Я упоминаю Каппадокию в своем рассказе лишь по одной причине – там я познакомился с монахом-арианином Швелием, который оказал на меня не меньшее влияние, чем Филострат. Арианство, отвергающее догмат Троицы, было осуждено на Никейском соборе; ариане подвергались с тех пор гонениям и скрывались. Швелий жил недалеко от Ниссы в подземной пещере – ими кишели местные полуразрушенные горы. Даже подземные города были вырублены кое-где в этих диковинных горах, люди прятались там от жары, гонений, войн и других прелестей наземного существования. Швелий общался с Григорием Нисским, вел с ним споры о Троице; во время одного из таких споров мы и познакомились. Мы сразу хорошо сошлись со Швелием и провели немало вечеров за разговорами; он водил меня по местным бесчисленным подземным лабиринтам и учил искать особую воду, богатую газами и потому полезную для пищеварения.
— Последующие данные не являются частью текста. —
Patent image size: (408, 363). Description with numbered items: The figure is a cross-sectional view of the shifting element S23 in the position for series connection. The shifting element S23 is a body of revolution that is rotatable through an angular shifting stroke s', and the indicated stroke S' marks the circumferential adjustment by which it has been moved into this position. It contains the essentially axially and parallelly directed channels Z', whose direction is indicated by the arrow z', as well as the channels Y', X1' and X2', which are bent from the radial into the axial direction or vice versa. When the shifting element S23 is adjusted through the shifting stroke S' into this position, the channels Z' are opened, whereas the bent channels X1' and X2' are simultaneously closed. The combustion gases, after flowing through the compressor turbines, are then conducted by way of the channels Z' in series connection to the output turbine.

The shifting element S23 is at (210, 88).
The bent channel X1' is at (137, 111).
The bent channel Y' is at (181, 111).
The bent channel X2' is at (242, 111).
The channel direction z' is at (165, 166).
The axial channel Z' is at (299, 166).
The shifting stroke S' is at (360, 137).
Швелий – единственный из всех, кого я повстречал к тому моменту на своем жизненном пути, кто сразу принял то, что я бессмертен, увидел это; мы много обсуждали мою беду, он хотел помочь мне и действительно чувствовал мое отчаяние и боль вечной жизни. Умнейшим и очень сострадательным человеком был он, и к тому же, видавшим в свое время некоторые явления, которые убедили его в том, что в подлунном мире все возможно. Он носил в душе огромное собственное горе – несколько лет назад его жена и двое детей погибли во время восстания персов против римлян. Он тогда не сумел уберечь их, так как был по делам в соседнем городе; его до сих пор мучали ночные кошмары, но по его словам, с тех пор, как он подружился со мной, ему стало намного легче, и он впервые снова почувствовал радость жизни.